Convoy of Compassion

It was truly a site to behold.

By Carter Hammett

On June 20, Father’s Day, a convoy of trucks poured through downtown Ottawa to honour the 215 children whose remains were found the previous month at a former residential school near Kamloops B.C.. 

Organizer Roger Steepe was quoted as saying he “didn’t want to make today a political thing. I wanted it to be a humanitarian thing. We’re all in it together. We’re all one community, one person, one humanity. It doesn’t matter if you’re Indigenous or not, we’ve got to support each other.”

Moving its way down Highway 417, the convoy passed by Parliament Hill before making its way back to the highway where the rally ended. 

“As I saw the trucks roll in this morning, it really hit me that in a short time we could get all these drivers, especially on a Father’s Day to come and do this,” said Steepe. “Some people say we shouldn’t do it on a Father’s Day but all those kids didn’t get the chance to have a Father’s Day with their dad.”

The Father’s Day convoy in Ottawa follows a June 5 convoy organized by trucker Mike Otto in Kamloops. Over 50 vehicles headed to Kamloops, joining school buses and emergency vehicles and others in one of three separate convoys that converged on the former residential school site. 

The convoys were among the lowered flags, vigils, moments of silence and other symbolic acts of support across the country for Indigenous peoples after Tk’emlups te Secwepemc confirmed that penetrating radar detection had identified the unmarked gravesite near the former school, which operated from 1890 to 1969.

But the highest and loudest visibility came from the dozens of drivers who joined convoys in a parade of support for First Nations people while drawing attention to the atrocities—As we were going to press, more unmarked graves were discovered near the former Marieval Indian Residential School east of Regina, S.K.—that have risen to the forefront and taken their place alongside other BIPOC urgencies of the past year.

It’s hard to believe that truckers’ convoys were spawned as an outcome of the USA’s nation-wide 55 mph speed limit imposed back in 1973. Furthermore, 18 wheelers had become the targets of speed traps. Coupled with an oil embargo, the new restrictions made it virtually impossible for truckers to reach their destinations on time.
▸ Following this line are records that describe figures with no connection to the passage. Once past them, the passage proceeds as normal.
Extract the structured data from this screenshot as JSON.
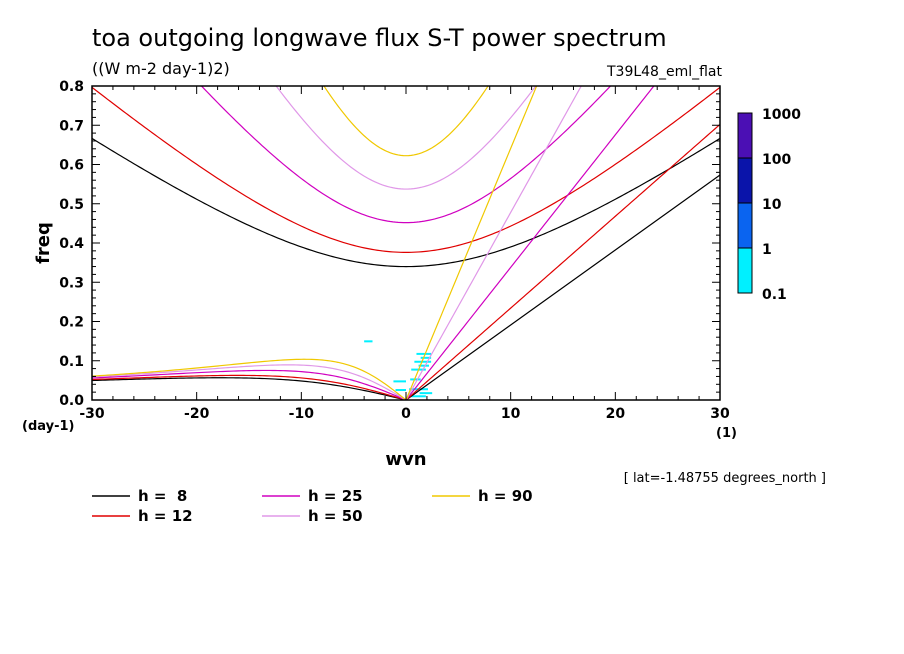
{
  "chart_data": {
    "type": "line",
    "title": "toa outgoing longwave flux S-T power spectrum",
    "units": "((W m-2 day-1)2)",
    "run_label": "T39L48_eml_flat",
    "xlabel": "wvn",
    "ylabel": "freq",
    "x_unit": "(1)",
    "y_unit": "(day-1)",
    "xlim": [
      -30,
      30
    ],
    "ylim": [
      0,
      0.8
    ],
    "x_ticks": [
      "-30",
      "-20",
      "-10",
      "0",
      "10",
      "20",
      "30"
    ],
    "y_ticks": [
      "0.0",
      "0.1",
      "0.2",
      "0.3",
      "0.4",
      "0.5",
      "0.6",
      "0.7",
      "0.8"
    ],
    "annotation": "[ lat=-1.48755 degrees_north ]",
    "colorbar": {
      "labels": [
        "1000",
        "100",
        "10",
        "1",
        "0.1"
      ],
      "colors": [
        "#4b0fb4",
        "#0a14aa",
        "#0a64f0",
        "#00f0ff"
      ]
    },
    "series": [
      {
        "name": "h =  8",
        "h": 8,
        "color": "#000000"
      },
      {
        "name": "h = 12",
        "h": 12,
        "color": "#e00000"
      },
      {
        "name": "h = 25",
        "h": 25,
        "color": "#d000c0"
      },
      {
        "name": "h = 50",
        "h": 50,
        "color": "#e098e8"
      },
      {
        "name": "h = 90",
        "h": 90,
        "color": "#f0c800"
      }
    ]
  }
}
Convoys began so that a plethora of trucks could operate together at high speeds with the idea that if and when they passed a speed trap, only one of the trucks could be pulled over by police. The movement inspired the C.W. McCall song, which inspired a movie.

The movement also became a rallying cry for truckers’ rights shortly after a very frustrated driver named J.W. Edwards picked up his Citizen Band (CB) radio and inadvertently gave American independent truckers their first national voice. Back in the 1970s, CB radios were the social media of their day. 
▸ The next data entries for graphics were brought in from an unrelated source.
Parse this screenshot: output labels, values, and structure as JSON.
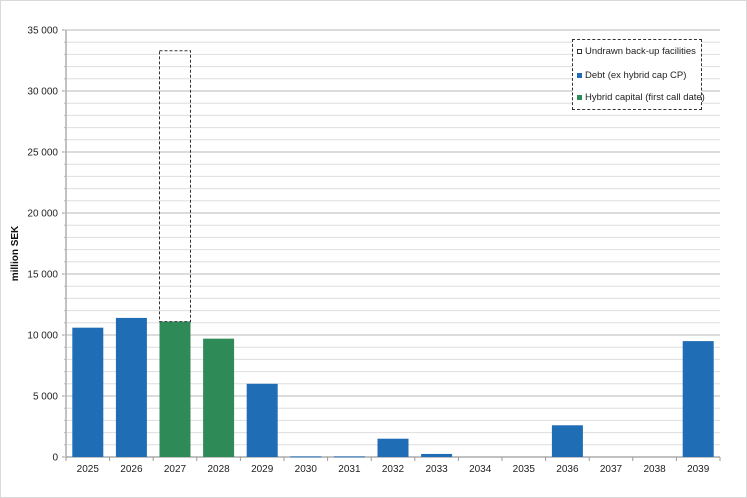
{
  "chart_data": {
    "type": "bar",
    "stacked": true,
    "title": "",
    "xlabel": "",
    "ylabel": "million SEK",
    "ylim": [
      0,
      35000
    ],
    "yticks": [
      0,
      5000,
      10000,
      15000,
      20000,
      25000,
      30000,
      35000
    ],
    "ytick_labels": [
      "0",
      "5 000",
      "10 000",
      "15 000",
      "20 000",
      "25 000",
      "30 000",
      "35 000"
    ],
    "minor_gridlines_every": 1000,
    "grid": true,
    "legend_position": "upper right",
    "categories": [
      "2025",
      "2026",
      "2027",
      "2028",
      "2029",
      "2030",
      "2031",
      "2032",
      "2033",
      "2034",
      "2035",
      "2036",
      "2037",
      "2038",
      "2039"
    ],
    "series": [
      {
        "name": "Debt (ex hybrid cap CP)",
        "color": "#1f6eb5",
        "style": "solid",
        "values": [
          10600,
          11400,
          0,
          0,
          6000,
          50,
          50,
          1500,
          250,
          0,
          0,
          2600,
          0,
          0,
          9500
        ]
      },
      {
        "name": "Hybrid capital (first call date)",
        "color": "#2e8b57",
        "style": "solid",
        "values": [
          0,
          0,
          11100,
          9700,
          0,
          0,
          0,
          0,
          0,
          0,
          0,
          0,
          0,
          0,
          0
        ]
      },
      {
        "name": "Undrawn back-up facilities",
        "color": "#333333",
        "style": "dashed-outline",
        "values": [
          0,
          0,
          22200,
          0,
          0,
          0,
          0,
          0,
          0,
          0,
          0,
          0,
          0,
          0,
          0
        ]
      }
    ]
  },
  "legend": {
    "items": [
      {
        "label": "Undrawn back-up facilities",
        "color": "#ffffff",
        "border": "#333333"
      },
      {
        "label": "Debt (ex hybrid cap CP)",
        "color": "#1f6eb5"
      },
      {
        "label": "Hybrid capital (first call date)",
        "color": "#2e8b57"
      }
    ]
  }
}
Since then convoys have been used as everything from fundraisers—including the upcoming 10th anniversary Truck Convoy Saturday, September 18th, 2021 in support of Special Olympics Nova Scotia– to the protests that continue to this day. Few things raise people’s ire more than inconvenience, and convoys have a way of drawing attention to causes that other forms of protest don’t.

But on Father’s Day it was a convoy of compassion that captured the attention of residents of the nation’s capital and reminded everyone that an entire country was stunned by the news coming out of Kamloops. 

Convoy co-organizer Lyoness Woodstock commented: “ It’s pretty amazing to look in the rear view mirror and see a kilometre and a half of trucks with flags and ribbons and orange shirts on, four way flashers going, headlights on. It really puts a lump in your throat.”